At the moment both government deficits and corporate savings are high. It is non-obvious but there is a close relationship between these quantities:
Let corporate profits, P = corporate savings, S + dividends, d
These profits are generated by paying wages to the labour force, W, using the capital stock owned by the corporate sector, K, and producing the economic output of the economy, Y i.e. P = Y - W
Households income is wages, W + dividends, d, less taxes, T, and is spent entirely on consumption, C (i.e. we assume all saving is done by the corporate sector).
The government raises taxes, T and buys government purchases, G from the corporate sector, running a deficit, D = G - T.
The corporate sector can also 'buy' some output from themselves to augment the capital stock, i.e. investment, I is used to increase K.

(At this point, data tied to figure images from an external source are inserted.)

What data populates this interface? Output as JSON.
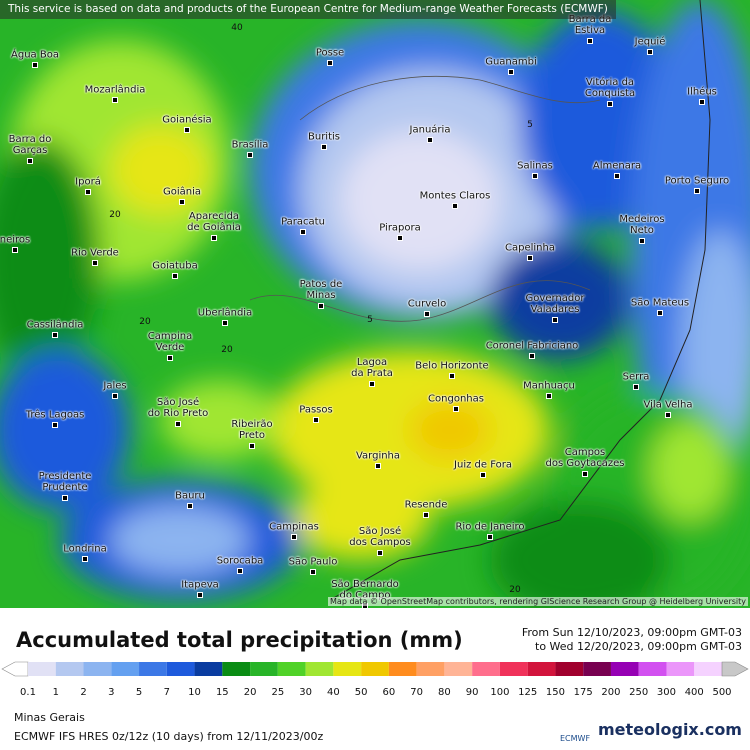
{
  "header": {
    "attribution": "This service is based on data and products of the European Centre for Medium-range Weather Forecasts (ECMWF)"
  },
  "map": {
    "credit": "Map data © OpenStreetMap contributors, rendering GIScience Research Group @ Heidelberg University",
    "cities": [
      [
        "Barra da",
        "Estiva"
      ],
      [
        "Jequié"
      ],
      [
        "Água Boa"
      ],
      [
        "Posse"
      ],
      [
        "Guanambi"
      ],
      [
        "Vitória da",
        "Conquista"
      ],
      [
        "Ilhéus"
      ],
      [
        "Mozarlândia"
      ],
      [
        "Goianésia"
      ],
      [
        "Januária"
      ],
      [
        "Buritis"
      ],
      [
        "Barra do",
        "Garças"
      ],
      [
        "Brasília"
      ],
      [
        "Salinas"
      ],
      [
        "Almenara"
      ],
      [
        "Iporá"
      ],
      [
        "Goiânia"
      ],
      [
        "Porto Seguro"
      ],
      [
        "Montes Claros"
      ],
      [
        "Aparecida",
        "de Goiânia"
      ],
      [
        "Paracatu"
      ],
      [
        "Pirapora"
      ],
      [
        "Medeiros",
        "Neto"
      ],
      [
        "Capelinha"
      ],
      [
        "Rio Verde"
      ],
      [
        "Goiatuba"
      ],
      [
        "neiros"
      ],
      [
        "Patos de",
        "Minas"
      ],
      [
        "Curvelo"
      ],
      [
        "Governador",
        "Valadares"
      ],
      [
        "São Mateus"
      ],
      [
        "Uberlândia"
      ],
      [
        "Cassilândia"
      ],
      [
        "Campina",
        "Verde"
      ],
      [
        "Coronel Fabriciano"
      ],
      [
        "Lagoa",
        "da Prata"
      ],
      [
        "Belo Horizonte"
      ],
      [
        "Serra"
      ],
      [
        "Manhuaçu"
      ],
      [
        "Jales"
      ],
      [
        "Vila Velha"
      ],
      [
        "Congonhas"
      ],
      [
        "Passos"
      ],
      [
        "São José",
        "do Rio Preto"
      ],
      [
        "Três Lagoas"
      ],
      [
        "Ribeirão",
        "Preto"
      ],
      [
        "Varginha"
      ],
      [
        "Campos",
        "dos Goytacazes"
      ],
      [
        "Juiz de Fora"
      ],
      [
        "Presidente",
        "Prudente"
      ],
      [
        "Bauru"
      ],
      [
        "Resende"
      ],
      [
        "Campinas"
      ],
      [
        "São José",
        "dos Campos"
      ],
      [
        "Rio de Janeiro"
      ],
      [
        "Londrina"
      ],
      [
        "Sorocaba"
      ],
      [
        "São Paulo"
      ],
      [
        "Itapeva"
      ],
      [
        "São Bernardo",
        "do Campo"
      ]
    ],
    "contour_labels": [
      "40",
      "20",
      "5",
      "5",
      "20",
      "20",
      "20"
    ]
  },
  "footer": {
    "title": "Accumulated total precipitation (mm)",
    "from": "From Sun 12/10/2023, 09:00pm GMT-03",
    "to": "to Wed 12/20/2023, 09:00pm GMT-03",
    "region": "Minas Gerais",
    "model": "ECMWF IFS HRES 0z/12z (10 days) from 12/11/2023/00z",
    "ecmwf_logo": "ECMWF",
    "brand": "meteologix.com"
  },
  "legend": {
    "labels": [
      "0.1",
      "1",
      "2",
      "3",
      "5",
      "7",
      "10",
      "15",
      "20",
      "25",
      "30",
      "40",
      "50",
      "60",
      "70",
      "80",
      "90",
      "100",
      "125",
      "150",
      "175",
      "200",
      "250",
      "300",
      "400",
      "500"
    ],
    "colors": [
      "#ffffff",
      "#e1e1f5",
      "#b4c8f0",
      "#8cb4f0",
      "#64a0f0",
      "#3c78e6",
      "#1e5adc",
      "#0a3ca0",
      "#0a8c14",
      "#28b428",
      "#50d228",
      "#a0e632",
      "#e6e614",
      "#f0c800",
      "#ff8c1e",
      "#ffa064",
      "#ffb496",
      "#ff6e8c",
      "#f0325a",
      "#d2143c",
      "#a0002d",
      "#780050",
      "#9600b4",
      "#d250f0",
      "#eb96fa",
      "#f5d2ff",
      "#c8c8c8"
    ]
  }
}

These relationships can be combined:
P = S + d = Y - W = C + G + I - W = W + d - T + G + I - W = d + D + I
i.e. S = D + I
Therefore, corporate savings is, under some assumptions, equal to government deficits + corporate investment. So when we see corporate savings as the mirror image of government deficits then all we're really seeing is constant (and very low) corporate investment.
This is just accounting, so there's no consideration of incentives or causality here. A freshwater/conservative reading of the current situation might be something like: we take corporate savings as given and governments choose the level of deficit that they run. Therefore government deficits cause the lack of corporate investment by providing an alternative home for these savings.
My reading of the situation is more like, governments choose the level of their spending, G, and they choose the tax rate - but the level of economic activity ultimately determines the tax revenue, T and so deficit, D is endogenous. Expectations of demand determine corporate investment I. Therefore low demand expectations means low investment and is strongly suggestive of low tax take and so high deficits. Corporate savings is still the sum of D and I, but these are driven in opposite directions by demand expectations. If larger government spending now was such that demand expectations were boosted to a level that raised investment, then any inertia in corporate savings would require that the deficit was actually reduced by the increased government spending. Chris Dillow has a
post on this too: I don't completely agree with his take on Labour's fiscal policies during the 00's since, given global imbalances it must have been possible to realise that government revenues from the financial sector were not sustainable. If this income had been spent on capital investment rather than revenue spending then his argument is fine though.
Of course it could be that there is no inertia in corporate savings, and so the increase in investment could be accompanied by an increase in corporate savings. This could be achieved by a reduction in dividends - probably reducing tax take and increasing the deficit - and so a reduction in private consumption i.e. higher government consumption merely crowds out private consumption. However, this implies that an economy with unemployed resources chooses to meet an increase in demand from the government by reducing private demand. Quite possible that unemployed resources are used to meet the increase in demand which would allow investment to increase without corporate savings increasing, requiring that the deficit falls.
Again, if we want the investment, required to mitigate resource constraints and climate change, to actually be made, we need to ensure demand is maintained.